Dickens es profuso en la utilización de estas concatenaciones inverosímiles. Podemos verlo, por ejemplo, en Oliver Twist (1838) (ya tratada aquí), cuando el pequeño Oliver se encuentra casualmente con un viejo caballero en las calles de Londres, tropiezo que cambiará radicalmente su vida, pues ese hombre (el Sr. Brownlow) resulta ser un viejo amigo de su padre que, casualmente, tiene en su casa un retrato de la madre de Oliver, lo que le permite identificar al niño por el gran parecido que este guarda con aquella. O en David Copperfield (1850), cuando el protagonista visita la localidad Yarmouth y encuentra en sus playas el cadáver de un viejo amigo victima de un naufragio. Otras señales providenciales pueden atisbarse por ejemplo en Jane Eyre (1847) de Charlotte Brontë, cuando la joven Jane, vagando por los páramos, es rescatada y acogida por la familia Rivers, que no conoce y de los que resulta ser prima o cuando cree escuchar la llamada de su amado entre los gemidos del viento, lo que la lleva a encontrarse con él. Finalmente, podemos encontrar otro ejemplo en Los Miserables (1862) de Víctor Hugo, donde el protagonista Valjean, mientras huye de la policía por las callejas de los barrios bajos de París, se encuentra con el hombre a quien había salvado la vida muchos años antes en una ciudad lejana.

 

David Copperfield en su infancia con la pequeña Emily en la playa de Yarmouth, obra de Frank Reynolds (1876-1953).

  

Otro factor que nos remite a ese designio providencial que nos guía amorosamente podemos encontrarlo en las actitudes de los protagonistas de estas novelas, que a pesar de su orfandad creen en un gobierno divino del mundo, según el cual, pase lo que pase, “para los que aman a Dios todo coopera para el bien” (Rom 8, 28). 

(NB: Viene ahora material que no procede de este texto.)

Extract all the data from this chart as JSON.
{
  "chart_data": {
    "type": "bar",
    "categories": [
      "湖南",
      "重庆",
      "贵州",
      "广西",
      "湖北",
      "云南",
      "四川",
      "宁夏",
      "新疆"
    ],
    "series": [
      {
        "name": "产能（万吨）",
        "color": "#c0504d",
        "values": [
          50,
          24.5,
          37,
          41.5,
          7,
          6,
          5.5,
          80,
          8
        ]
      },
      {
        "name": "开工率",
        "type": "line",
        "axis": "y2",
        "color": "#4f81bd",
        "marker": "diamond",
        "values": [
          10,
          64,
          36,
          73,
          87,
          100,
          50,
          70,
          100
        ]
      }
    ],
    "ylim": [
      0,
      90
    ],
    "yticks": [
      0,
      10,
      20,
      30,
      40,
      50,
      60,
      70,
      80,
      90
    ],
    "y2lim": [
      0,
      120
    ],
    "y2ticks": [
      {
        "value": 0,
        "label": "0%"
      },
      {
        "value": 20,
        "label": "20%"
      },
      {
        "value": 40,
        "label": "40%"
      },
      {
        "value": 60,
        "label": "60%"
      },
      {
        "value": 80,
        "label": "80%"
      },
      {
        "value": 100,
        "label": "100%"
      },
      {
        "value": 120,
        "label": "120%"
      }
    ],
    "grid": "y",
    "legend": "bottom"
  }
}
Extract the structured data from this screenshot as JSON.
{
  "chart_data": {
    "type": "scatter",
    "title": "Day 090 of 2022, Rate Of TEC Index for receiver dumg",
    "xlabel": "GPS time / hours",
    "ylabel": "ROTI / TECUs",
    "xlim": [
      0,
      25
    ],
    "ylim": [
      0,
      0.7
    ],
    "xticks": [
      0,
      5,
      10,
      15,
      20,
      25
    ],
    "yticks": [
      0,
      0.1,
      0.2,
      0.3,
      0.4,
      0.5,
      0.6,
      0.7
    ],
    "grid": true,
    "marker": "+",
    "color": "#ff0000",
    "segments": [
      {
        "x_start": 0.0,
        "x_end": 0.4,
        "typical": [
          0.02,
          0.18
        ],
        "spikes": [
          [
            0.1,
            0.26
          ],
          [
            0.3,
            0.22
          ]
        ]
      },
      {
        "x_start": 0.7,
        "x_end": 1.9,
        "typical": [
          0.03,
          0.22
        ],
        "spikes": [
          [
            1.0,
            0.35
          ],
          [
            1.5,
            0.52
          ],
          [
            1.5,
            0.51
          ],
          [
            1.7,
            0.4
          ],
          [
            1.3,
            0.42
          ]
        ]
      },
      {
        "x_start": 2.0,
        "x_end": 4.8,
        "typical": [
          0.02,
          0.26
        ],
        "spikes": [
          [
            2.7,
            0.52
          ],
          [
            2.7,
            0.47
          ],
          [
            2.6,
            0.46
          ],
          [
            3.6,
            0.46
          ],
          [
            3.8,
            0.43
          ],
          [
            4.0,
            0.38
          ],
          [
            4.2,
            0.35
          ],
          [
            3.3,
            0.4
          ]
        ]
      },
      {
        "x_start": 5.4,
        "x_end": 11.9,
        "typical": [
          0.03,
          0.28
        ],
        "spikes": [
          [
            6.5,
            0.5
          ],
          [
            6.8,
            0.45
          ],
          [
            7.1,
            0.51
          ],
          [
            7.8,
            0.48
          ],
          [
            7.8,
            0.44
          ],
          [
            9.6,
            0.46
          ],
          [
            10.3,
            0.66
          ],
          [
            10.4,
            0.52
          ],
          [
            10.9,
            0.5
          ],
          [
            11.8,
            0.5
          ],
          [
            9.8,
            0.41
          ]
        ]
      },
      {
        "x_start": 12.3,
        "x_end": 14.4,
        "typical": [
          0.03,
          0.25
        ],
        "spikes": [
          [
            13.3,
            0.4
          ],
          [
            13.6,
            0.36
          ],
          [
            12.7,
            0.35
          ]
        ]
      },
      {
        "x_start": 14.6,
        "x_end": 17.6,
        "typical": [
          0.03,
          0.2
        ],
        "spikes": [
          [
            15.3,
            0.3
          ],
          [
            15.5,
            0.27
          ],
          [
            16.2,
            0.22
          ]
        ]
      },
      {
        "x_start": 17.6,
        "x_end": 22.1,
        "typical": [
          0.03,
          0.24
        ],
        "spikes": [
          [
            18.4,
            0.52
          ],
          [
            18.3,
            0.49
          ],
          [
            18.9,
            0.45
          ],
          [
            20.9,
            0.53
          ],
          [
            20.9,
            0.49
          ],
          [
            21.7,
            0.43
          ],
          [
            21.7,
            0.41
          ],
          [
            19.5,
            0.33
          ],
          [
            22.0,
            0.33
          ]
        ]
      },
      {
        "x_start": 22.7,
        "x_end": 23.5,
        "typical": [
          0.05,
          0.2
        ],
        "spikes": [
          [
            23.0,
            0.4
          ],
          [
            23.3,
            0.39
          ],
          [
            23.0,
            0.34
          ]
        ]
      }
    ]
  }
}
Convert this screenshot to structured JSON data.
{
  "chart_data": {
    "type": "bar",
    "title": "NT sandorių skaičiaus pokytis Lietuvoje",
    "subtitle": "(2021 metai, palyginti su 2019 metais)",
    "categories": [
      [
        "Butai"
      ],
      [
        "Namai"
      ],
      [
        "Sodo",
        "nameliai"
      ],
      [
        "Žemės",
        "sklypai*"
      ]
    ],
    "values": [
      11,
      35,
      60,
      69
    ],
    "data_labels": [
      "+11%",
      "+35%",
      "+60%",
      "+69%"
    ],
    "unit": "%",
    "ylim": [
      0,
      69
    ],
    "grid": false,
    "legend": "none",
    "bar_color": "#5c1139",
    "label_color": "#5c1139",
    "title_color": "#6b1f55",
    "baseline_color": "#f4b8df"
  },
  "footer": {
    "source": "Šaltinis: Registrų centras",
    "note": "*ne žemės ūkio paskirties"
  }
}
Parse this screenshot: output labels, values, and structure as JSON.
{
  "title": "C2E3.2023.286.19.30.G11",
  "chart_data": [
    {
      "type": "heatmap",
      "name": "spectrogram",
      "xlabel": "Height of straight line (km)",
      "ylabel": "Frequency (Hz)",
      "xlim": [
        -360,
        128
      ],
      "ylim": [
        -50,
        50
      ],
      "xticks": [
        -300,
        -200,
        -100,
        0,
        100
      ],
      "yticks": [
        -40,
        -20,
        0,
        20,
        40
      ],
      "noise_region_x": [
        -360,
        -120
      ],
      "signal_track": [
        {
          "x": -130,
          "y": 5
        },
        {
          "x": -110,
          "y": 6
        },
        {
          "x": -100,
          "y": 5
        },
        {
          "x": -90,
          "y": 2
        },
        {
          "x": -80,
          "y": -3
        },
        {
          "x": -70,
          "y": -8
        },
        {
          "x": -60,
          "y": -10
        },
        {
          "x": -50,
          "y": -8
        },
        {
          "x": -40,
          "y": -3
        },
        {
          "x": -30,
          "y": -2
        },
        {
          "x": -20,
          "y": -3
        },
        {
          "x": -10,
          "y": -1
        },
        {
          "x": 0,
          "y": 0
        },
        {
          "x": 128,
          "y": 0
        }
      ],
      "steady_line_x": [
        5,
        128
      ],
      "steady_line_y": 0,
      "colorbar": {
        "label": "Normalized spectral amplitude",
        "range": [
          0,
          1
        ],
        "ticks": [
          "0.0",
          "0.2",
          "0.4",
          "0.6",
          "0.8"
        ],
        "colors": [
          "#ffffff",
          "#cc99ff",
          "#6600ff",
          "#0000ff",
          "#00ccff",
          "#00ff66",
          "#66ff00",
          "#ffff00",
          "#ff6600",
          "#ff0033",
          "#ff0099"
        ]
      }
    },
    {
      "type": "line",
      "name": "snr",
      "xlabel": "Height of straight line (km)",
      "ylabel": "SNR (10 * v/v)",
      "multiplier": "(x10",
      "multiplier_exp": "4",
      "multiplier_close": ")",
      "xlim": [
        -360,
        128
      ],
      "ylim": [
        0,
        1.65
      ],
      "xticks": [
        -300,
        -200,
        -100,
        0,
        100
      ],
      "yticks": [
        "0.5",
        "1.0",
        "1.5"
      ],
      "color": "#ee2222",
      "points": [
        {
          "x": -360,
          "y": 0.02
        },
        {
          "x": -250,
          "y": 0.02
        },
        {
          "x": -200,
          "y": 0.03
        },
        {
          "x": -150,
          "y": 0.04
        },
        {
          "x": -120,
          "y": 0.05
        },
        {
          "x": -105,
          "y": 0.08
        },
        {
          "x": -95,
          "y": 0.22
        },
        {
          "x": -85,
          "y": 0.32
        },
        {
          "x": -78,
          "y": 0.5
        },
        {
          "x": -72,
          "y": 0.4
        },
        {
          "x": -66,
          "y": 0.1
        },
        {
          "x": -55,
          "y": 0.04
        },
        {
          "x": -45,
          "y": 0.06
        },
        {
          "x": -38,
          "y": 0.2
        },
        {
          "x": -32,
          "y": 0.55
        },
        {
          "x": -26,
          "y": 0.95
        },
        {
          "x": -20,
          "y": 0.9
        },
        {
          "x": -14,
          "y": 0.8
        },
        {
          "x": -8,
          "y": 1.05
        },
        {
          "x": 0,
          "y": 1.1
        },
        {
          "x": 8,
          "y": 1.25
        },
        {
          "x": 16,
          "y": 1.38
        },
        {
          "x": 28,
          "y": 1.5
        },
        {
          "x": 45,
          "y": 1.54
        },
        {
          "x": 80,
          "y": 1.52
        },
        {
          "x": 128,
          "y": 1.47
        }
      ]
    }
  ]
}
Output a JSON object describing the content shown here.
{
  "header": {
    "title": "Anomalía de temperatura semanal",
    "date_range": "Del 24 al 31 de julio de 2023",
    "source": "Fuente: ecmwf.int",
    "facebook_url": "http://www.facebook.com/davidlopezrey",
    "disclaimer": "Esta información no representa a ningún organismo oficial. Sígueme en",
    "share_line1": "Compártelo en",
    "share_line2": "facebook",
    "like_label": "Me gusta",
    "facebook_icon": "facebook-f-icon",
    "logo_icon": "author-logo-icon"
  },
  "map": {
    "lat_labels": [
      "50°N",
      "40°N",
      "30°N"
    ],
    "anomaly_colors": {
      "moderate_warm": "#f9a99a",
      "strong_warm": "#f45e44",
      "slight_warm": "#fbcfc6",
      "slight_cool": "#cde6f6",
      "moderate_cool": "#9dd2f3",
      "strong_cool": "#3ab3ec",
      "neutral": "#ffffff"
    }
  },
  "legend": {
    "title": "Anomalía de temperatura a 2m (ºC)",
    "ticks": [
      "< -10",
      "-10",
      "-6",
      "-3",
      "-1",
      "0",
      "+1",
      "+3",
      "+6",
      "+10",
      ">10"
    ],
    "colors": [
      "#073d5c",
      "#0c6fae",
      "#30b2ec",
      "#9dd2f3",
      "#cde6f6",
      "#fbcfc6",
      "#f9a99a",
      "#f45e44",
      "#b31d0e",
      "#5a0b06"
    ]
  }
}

En Heidi (1880), la famosa novela de Joanna Spyri (tratada aquí), podemos encontrar más ejemplos. Cuando Heidi y Clara admiran juntas el firmamento estrellado, esta última exclama:

—“Parece como si estuviéramos viajando en un carro, justo en el cielo, entre las estrellas”.

 A lo que Heidi responde con una explicación que relaciona deliciosamente el centelleo de las estrellas con la Providencia divina:

—“Al estar arriba en el cielo las estrellas saben que Dios cuida de nosotros. Y eso las alegra y por eso centellean y nos guiñan los ojos. Pero no por ello debemos dejar de rezar. Así estaremos seguras de que no debemos temer por nada”.

Así pues, hagamos que nuestros hijos, leyendo estas obras, se dejen envolver por el amoroso manto de la Providencia divina y se abandonen cándidamente en ella pues, como ya sabemos, “No andéis, pues, preocupados diciendo: ¿qué vamos a comer? ¿qué vamos a beber? (…) Ya sabe vuestro Padre celestial que tenéis necesidad de todo eso. Buscad primero su Reino y su justicia, y todas esas cosas se os darán por añadidura”. (Mt 6, 31-33; Mt 10, 29-31).